Democracia ou Ditadura?

Aécio Neves pode ser candidato a Presidente da República daqui a quatro anos e vencer as eleições. Isto é absolutamente normal. Característica fundamental da Democracia é a alternância do poder, seja na esfera federal, estadual ou municipal. Quem assegura o mandato de fulano ou beltrano, ou a maioria parlamentar do partido X ou do partido Y, é o voto secreto, depositado na urna, sob a eficiente vigilância da Justiça Eleitoral.

As forças políticas derrotadas, num pleito eleitoral, prestarão grande serviço ao povo fazendo oposição. É indispensável que haja opositores ao governo constituído.

Atribui-se a Juscelino Kubitschek um desabafo quando estava sendo violentamente atacado no Congresso e através da imprensa: “É difícil governar com tão ferrenha oposição.” Mas o grande estadista completou: “Sem oposição, entretanto, é impossível.”

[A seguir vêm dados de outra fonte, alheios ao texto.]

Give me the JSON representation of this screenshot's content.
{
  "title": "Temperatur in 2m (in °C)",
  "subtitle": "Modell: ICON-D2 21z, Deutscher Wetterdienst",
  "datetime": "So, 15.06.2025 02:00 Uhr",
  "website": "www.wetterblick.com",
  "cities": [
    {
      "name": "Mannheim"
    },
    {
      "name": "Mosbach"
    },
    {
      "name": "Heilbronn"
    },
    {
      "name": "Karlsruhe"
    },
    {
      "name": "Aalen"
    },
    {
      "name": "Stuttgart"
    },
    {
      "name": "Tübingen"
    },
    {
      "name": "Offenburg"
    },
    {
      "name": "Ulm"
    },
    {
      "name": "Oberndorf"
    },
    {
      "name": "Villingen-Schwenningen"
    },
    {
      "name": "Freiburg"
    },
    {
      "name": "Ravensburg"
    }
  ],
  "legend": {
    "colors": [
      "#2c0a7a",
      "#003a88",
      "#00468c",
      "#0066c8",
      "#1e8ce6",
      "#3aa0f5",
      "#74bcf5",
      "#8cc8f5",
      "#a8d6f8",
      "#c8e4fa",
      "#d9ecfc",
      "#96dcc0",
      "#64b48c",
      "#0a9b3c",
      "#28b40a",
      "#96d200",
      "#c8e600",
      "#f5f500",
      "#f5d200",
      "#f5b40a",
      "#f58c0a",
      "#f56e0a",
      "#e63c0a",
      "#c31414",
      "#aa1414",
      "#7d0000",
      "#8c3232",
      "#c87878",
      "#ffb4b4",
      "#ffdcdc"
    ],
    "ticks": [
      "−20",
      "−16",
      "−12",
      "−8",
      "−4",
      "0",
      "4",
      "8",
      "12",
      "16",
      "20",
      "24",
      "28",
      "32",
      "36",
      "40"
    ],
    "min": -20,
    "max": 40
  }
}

Assusta-me que algumas pessoas estejam pedindo a instauração de um regime ditatorial no Brasil. São pessoas que não conhecem nossa História, ou conhecem os fatos mas não sabem interpretá-los. Essas pessoas têm pleno domínio da internet. Têm sido capazes de espalhar seu pensamento obtuso por todo o território nacional, através das redes sociais.

Para superar a deficiência de formação cidadã seria de bom conselho, numa perspectiva de futuro, que os professores, nas escolas de todos os graus, debatessem com seus alunos a questão democrática.

O avanço da cidadania tem ampliado a rejeição do povo aos artifícios que fazem da Política um espaço secreto, um verdadeiro gueto. A transmissão dos debates parlamentares, através da TV Senado e TV Câmara, é um progresso admirável. Melhor seria ainda se o sinal dessas emissoras pudesse ser captado por todos os televisores, em todo o território nacional.

O Brasil vive uma hora de debate. Razão teve Millôr Fernandes, que citamos em artigo recente e voltamos a citar hoje: ”Nada é mais falso do que uma verdade estabelecida.”

É um equívoco de consequências desastrosas supor que se alcancem altos padrões de conduta, por parte dos governantes, através de serviços secretos de informação, supressão de garantias, abandono de franquias democráticas. A História de nosso país e de outras povos contesta esse ledo engano.

O maior antídoto da corrupção é a possibilidade de criticar, é o jorro de luz sobre os fatos, a abertura de todas as cortinas, a supressão de reticências convenientes.

Pondere-se, entretanto, para evitar equívocos, que o político, que é colocado sob suspeita, tem o direito de defender-se. Admitir o massacre, sem a contrapartida da defesa, é uma derivante da ditadura.


João Baptista Herkenhoff é magistrado aposentado (ES), professor e escritor.